2 replies to “Repeatabiity and Adaptability”

  1. Recently I ran across “Quantum Psychology” by Wilson in which he has a brief section talking about Shannon’s information theory. According Shannon’s famous equation (http://en.wikipedia.org/wiki/Information_theory) the more predicable the message, the less new information it provides. An example Wilson gives is a speech by a politician. Rarely are we surprised by the content of such a speech.

    Regression testing in my experience is a case where the information is predictable. If there is a a lot of code churn there can be many failures, but you know what is in the test suite so you know what is available to fail, so to speak.

    On the other hand, when I’ve setup interesting transaction or data flow testing, I’ve found a lot of surprises throughout the development cycle.

    Confirming what we know is comfortable. Devs writing happy path unit tests, regression suites that rarely find new bugs, well worn checklists, etc.

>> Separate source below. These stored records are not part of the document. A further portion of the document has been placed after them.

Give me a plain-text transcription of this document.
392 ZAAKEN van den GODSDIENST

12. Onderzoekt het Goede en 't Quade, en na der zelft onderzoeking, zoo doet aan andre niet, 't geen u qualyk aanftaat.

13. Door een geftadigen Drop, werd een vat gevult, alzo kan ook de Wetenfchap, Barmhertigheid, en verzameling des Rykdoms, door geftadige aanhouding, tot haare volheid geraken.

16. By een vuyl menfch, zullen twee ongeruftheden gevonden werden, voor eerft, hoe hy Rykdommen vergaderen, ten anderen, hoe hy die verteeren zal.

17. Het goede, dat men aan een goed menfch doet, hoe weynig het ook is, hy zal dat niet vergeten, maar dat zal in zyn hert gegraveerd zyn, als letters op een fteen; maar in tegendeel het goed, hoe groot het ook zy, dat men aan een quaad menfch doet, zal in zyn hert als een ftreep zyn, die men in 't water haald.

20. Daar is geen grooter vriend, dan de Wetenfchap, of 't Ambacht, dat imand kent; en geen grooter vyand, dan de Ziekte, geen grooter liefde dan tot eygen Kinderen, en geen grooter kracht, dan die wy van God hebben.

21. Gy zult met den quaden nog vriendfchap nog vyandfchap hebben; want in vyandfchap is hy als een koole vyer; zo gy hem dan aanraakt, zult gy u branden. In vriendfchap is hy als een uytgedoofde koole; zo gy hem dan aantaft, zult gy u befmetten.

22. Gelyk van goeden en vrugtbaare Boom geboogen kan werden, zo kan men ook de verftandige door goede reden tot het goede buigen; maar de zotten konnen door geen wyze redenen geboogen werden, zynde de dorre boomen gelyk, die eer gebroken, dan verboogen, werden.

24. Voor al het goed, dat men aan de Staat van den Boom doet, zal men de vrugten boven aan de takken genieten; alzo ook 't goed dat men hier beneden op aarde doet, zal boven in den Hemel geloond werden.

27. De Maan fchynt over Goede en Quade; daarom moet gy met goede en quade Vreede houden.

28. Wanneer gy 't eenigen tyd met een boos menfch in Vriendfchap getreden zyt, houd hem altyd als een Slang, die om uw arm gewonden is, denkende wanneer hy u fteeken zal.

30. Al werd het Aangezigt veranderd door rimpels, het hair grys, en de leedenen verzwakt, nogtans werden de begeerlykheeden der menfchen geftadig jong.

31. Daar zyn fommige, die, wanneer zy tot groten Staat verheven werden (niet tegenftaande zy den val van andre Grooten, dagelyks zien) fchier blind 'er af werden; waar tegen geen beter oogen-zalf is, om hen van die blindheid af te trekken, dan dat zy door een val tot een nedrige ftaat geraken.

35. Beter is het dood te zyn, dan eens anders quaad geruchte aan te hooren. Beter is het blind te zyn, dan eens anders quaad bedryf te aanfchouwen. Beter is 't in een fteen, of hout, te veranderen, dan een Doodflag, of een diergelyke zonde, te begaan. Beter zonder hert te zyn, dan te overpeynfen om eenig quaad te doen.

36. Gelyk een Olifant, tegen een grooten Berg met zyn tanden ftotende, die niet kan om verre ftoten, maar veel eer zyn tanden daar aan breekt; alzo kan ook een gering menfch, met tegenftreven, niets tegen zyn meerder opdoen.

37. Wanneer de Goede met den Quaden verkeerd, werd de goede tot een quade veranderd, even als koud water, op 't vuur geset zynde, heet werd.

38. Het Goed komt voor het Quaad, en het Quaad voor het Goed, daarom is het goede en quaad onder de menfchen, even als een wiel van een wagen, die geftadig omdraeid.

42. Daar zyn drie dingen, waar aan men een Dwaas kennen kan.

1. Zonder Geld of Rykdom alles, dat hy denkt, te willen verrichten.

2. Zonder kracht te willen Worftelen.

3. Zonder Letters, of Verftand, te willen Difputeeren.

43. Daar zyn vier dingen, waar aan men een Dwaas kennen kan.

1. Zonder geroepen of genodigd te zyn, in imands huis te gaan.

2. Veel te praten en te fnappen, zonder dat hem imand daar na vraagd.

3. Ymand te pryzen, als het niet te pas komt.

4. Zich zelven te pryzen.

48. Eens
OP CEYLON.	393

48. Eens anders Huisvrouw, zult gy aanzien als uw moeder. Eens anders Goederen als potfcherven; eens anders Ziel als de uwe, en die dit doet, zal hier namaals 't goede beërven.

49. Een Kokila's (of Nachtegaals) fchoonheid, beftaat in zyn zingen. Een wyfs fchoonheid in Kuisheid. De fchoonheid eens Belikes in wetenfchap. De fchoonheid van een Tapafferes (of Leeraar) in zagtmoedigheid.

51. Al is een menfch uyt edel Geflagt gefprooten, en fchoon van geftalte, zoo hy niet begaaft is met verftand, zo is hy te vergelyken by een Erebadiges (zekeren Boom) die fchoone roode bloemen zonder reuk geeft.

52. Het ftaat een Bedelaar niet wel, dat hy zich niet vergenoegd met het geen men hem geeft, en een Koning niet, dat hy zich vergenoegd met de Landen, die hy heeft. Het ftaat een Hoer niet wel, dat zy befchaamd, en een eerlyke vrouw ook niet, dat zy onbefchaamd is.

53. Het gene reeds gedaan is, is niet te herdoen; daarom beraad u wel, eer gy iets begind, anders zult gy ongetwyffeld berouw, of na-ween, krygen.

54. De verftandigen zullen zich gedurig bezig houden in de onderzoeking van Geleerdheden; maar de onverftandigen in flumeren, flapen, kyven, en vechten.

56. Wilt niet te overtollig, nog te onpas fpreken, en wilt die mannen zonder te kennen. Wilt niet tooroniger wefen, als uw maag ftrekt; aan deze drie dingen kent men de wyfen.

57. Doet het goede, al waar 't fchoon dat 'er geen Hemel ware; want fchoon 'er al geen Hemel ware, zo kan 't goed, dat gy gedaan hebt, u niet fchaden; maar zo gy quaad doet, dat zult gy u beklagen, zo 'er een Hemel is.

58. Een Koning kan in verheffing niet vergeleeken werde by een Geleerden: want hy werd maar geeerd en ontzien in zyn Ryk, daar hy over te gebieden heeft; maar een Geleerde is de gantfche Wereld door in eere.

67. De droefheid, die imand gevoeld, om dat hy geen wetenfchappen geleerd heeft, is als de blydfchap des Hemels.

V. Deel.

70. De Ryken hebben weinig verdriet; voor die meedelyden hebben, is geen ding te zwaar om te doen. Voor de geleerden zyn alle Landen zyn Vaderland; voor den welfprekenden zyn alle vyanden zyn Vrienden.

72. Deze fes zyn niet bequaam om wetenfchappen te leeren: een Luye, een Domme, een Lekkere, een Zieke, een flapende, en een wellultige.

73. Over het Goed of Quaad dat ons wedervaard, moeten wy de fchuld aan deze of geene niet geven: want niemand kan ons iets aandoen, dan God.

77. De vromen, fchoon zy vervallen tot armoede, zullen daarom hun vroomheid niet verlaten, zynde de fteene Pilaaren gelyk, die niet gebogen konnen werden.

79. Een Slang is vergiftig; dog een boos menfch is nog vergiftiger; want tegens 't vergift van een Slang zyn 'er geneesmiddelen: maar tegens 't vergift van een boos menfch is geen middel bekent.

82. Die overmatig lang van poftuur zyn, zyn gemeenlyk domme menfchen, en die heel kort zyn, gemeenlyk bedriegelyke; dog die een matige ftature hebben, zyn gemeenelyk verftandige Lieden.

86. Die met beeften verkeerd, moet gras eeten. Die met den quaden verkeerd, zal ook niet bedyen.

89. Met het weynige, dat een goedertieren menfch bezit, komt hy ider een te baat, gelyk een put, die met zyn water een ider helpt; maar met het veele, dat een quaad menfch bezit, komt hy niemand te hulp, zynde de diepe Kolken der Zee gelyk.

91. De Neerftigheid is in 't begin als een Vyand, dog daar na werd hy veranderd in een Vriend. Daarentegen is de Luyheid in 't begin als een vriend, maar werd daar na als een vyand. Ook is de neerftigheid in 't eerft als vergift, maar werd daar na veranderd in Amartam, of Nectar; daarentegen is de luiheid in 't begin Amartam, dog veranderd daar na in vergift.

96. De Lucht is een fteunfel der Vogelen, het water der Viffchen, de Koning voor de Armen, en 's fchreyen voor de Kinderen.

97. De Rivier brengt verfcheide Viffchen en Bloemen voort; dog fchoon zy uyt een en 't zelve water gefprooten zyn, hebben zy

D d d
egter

    Trying to find surprising information is hard work! I find few test professionals have the skills to design tests that put an application through the ringer in a way that respects project resources and customer expectations to find such valuable, rare information of the type you seem to be wondering about.

    Reply
  2. Hello Michael,
    Interesting post you have once again.
    Starting with the blog-example where you don’t have to concern about completeness. Continue with the regulator-paradox were in my opinion control by information and therefore completeness of information by minimizing is posed against fully offering information.
    And ending with the questions I often have to deal with: Control the test process and adapt the test process.

    What I often see is a situation were only time is given to work on one of these two forces. Management wants you to control and business wants you to adapt. If management starts listening to business you also have to adapt. The pitfall is often that project management doesn’t check what impact it will have so you will never be able to do a good job, unless you are able to define the borders of both powers. I think this can be done as you said by interviewing.

    I think it shouldn’t only be you who’s interviewing. You might led the project management also approach the program and by convincing them that they are also not working with multiple choice lists and instead using questions you can convince them that full control (regulation) is impossible.

    Perhaps this might create better accepted boundaries were you can work in and create acceptance of your skills instead only counting the scripts.